The world is changing at a dizzying pace and  artificial intelligence (AI) is the best proof of this. Since the public launch in November of the ChatGPT text generator  , the fastest app ever to reach 100 million users , the field is flourishing like never before, normalizing human-machine interaction and accelerating the marathon between giants like  Microsoft  or  Google  to colonize a market that promises billion-dollar benefits. There is no week in which new technologies are not presented whose impact can be transformative. Yet none had been as frantic and promising as this one.

The first earthquake was on Tuesday. OpenAI, the research laboratory responsible for ChatGPT, presented GPT-4, a new language model that will expand the data that this chatbot feeds on, giving it much more power and precision. Thus, you can submit the AI ​​to a university exam and get a grade among the 10% of the best human students. In addition, this evolution will allow ChatGPT to not only perform tasks through the descriptions that the user writes, but it will also be able to work with image and sound . “It represents an important leap, it argues and simulates reasoning more brilliantly,” technological analyst Antonio Ortiz, author of the podcast on AI ‘Monos Estocásticos’, explained to El Periódico, from the Prensa Ibérica group.

Microsoft’s big gamble

As its name suggests, OpenAI used to reveal to the public how its innovations work, but that’s over now. “We were wrong, it doesn’t make sense to have open source ,” one of the founders of the startup, Ilya Sutskever, has confessed to ‘The Verge’. The presentation of GPT-4 was marked by opacity, a suspicion that is due to the fact that the company is no longer a non-profit organization, but a branch of Microsoft that seeks to do business. Thus, the improvements of this latest language model are only available to paying subscribers.

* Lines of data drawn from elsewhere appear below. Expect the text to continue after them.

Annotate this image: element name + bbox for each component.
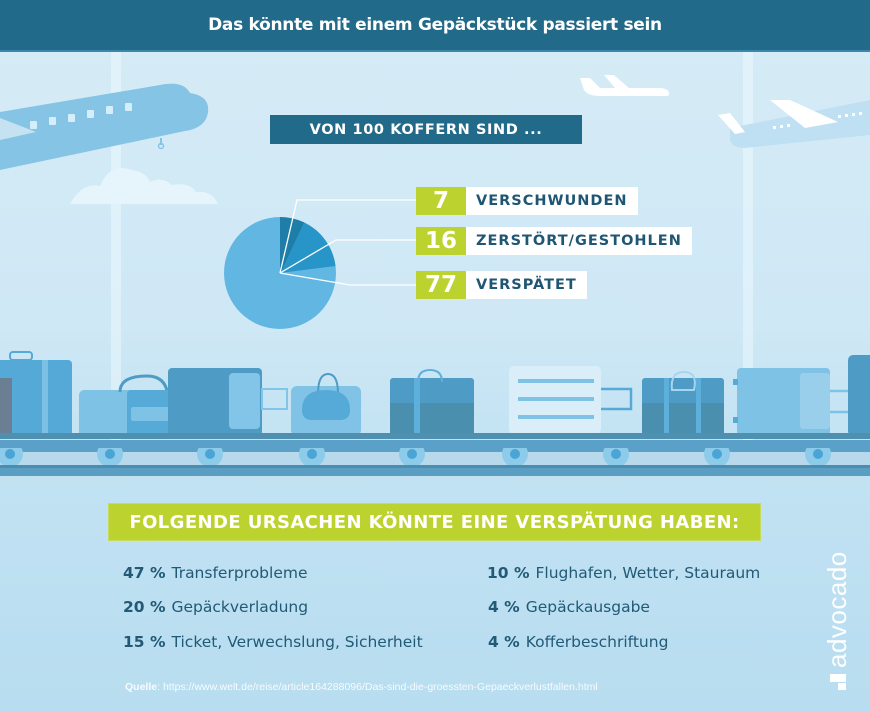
stat-label: VERSCHWUNDEN xyxy=(466,187,638,215)
section-heading-text: FOLGENDE URSACHEN KÖNNTE EINE VERSPÄTUNG… xyxy=(129,511,740,533)
stat-verspaetet: 77 VERSPÄTET xyxy=(416,271,587,299)
stat-value: 7 xyxy=(416,187,466,215)
reason-pct: 4 % xyxy=(488,633,520,651)
reason-text: Transferprobleme xyxy=(171,564,308,582)
section-heading-ursachen: FOLGENDE URSACHEN KÖNNTE EINE VERSPÄTUNG… xyxy=(108,503,761,541)
reason-pct: 20 % xyxy=(123,598,166,616)
stat-value: 16 xyxy=(416,227,466,255)
stat-label: ZERSTÖRT/GESTOHLEN xyxy=(466,227,692,255)
airplane-large-icon xyxy=(0,83,209,170)
reason-text: Gepäckverladung xyxy=(171,598,309,616)
source-url[interactable]: : https://www.welt.de/reise/article16428… xyxy=(157,681,598,693)
reason-item: 10 % Flughafen, Wetter, Stauraum xyxy=(487,564,760,582)
reason-item: 4 % Gepäckausgabe xyxy=(488,598,650,616)
advocado-logo: advocado xyxy=(822,551,853,690)
reason-text: Kofferbeschriftung xyxy=(525,633,669,651)
reason-text: Flughafen, Wetter, Stauraum xyxy=(535,564,761,582)
stat-verschwunden: 7 VERSCHWUNDEN xyxy=(416,187,638,215)
reason-item: 20 % Gepäckverladung xyxy=(123,598,308,616)
reason-pct: 47 % xyxy=(123,564,166,582)
pie-slice-zerstoert xyxy=(280,222,336,273)
logo-mark-icon xyxy=(829,674,846,690)
section-heading-text: VON 100 KOFFERN SIND ... xyxy=(309,121,543,138)
window-pillar xyxy=(743,52,753,472)
stat-label: VERSPÄTET xyxy=(466,271,587,299)
reason-text: Ticket, Verwechslung, Sicherheit xyxy=(171,633,423,651)
pie-chart xyxy=(224,199,416,329)
reason-pct: 10 % xyxy=(487,564,530,582)
reason-text: Gepäckausgabe xyxy=(525,598,650,616)
reason-item: 15 % Ticket, Verwechslung, Sicherheit xyxy=(123,633,423,651)
airplane-right-icon xyxy=(718,100,870,148)
reason-pct: 15 % xyxy=(123,633,166,651)
source-label: Quelle xyxy=(125,681,158,693)
title-bar: Das könnte mit einem Gepäckstück passier… xyxy=(0,0,870,52)
cloud-icon xyxy=(70,168,218,204)
page-title: Das könnte mit einem Gepäckstück passier… xyxy=(208,15,662,35)
luggage-row xyxy=(0,351,870,438)
reason-item: 47 % Transferprobleme xyxy=(123,564,308,582)
stat-value: 77 xyxy=(416,271,466,299)
conveyor-belt xyxy=(0,433,870,476)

services. On Thursday, it extended the integration of this ‘co-pilot,’ as it’s been called, to all of its applications — Word ,  Excel ,  PowerPoint ,  Outlook, Teams, and the Power Platform—under the promise of “transforming the future of work.” That means the AI ​​will be able to follow your orders and write a draft, send emails, calculate bills and make presentations in a matter of seconds. “Everything we do on the Internet will have a co-pilot,” says Ortiz, author of the Error 500 newsletter. “And if it speeds up productivity, it can have a brutal economic impact.”

If Microsoft’s valuation fell 30% last year so far in 2023, it has already risen by more than 15%, almost 10% just since Monday. The internal pressure strategy to bring these AI tools to users is paying off.

Google is not far behind

Although ChatGPT is in the hands of Microsoft, this chat system would not exist without the technology invented by Google. Until now, the Alphabet-owned giant had taken a more prudent course and kept its AI innovations under lock and key. However, the acceleration hit by its rival is seen as a possible threat to its business, which has forced the company to respond to keep up with the fast-paced competition.

At the beginning of January, Google launched Bard, its personal chatbot. Its use is, for the moment, reserved for a limited number of experts. On Tuesday he announced another battery of no less novelties. On the one hand, it will do like Microsoft and integrate generative AI into all its work products, such as Gmail, Docs, Drive or Meets. This technology —which is already being applied to auto-complete words or phrases— will make it possible to summarize conversations by email or take notes automatically during video calls.

On the other, it will open up access to its AI so that companies can use it to develop new services and applications. With this, it responds to OpenAI, whose business model happens to be the platform that enables new creations.

Also on Tuesday, AI company Anthropic — in which Google invested $400 million — released a new language model to compete with ChatGPT. Shares of the technology multinational have shot up 11.5% since Monday.

image revolution

Companies from all over the world are signing up for this long-distance race. This Thursday, the Chinese company Baidu —known as the Chinese Google— presented Ernie Bot, a system with characteristics similar to GPT4 that will be limited to the Mandarin market. ” China has been very visionary for a decade , but its effort to control that these language models do not escape censorship may limit similar initiatives,” says Ortiz.

This week there have also been news beyond the text generators. The Midjourney research laboratory presented Wednesday Midjourney V5, its engine capable of generating all kinds of images from user descriptions. This evolution opens the door to much higher quality images . So much so that, in some cases, it becomes difficult to distinguish between real photos and what the machine has created. Ortiz points out that the next step will be in the video generators. “We are only seeing the sunrise,” he warns.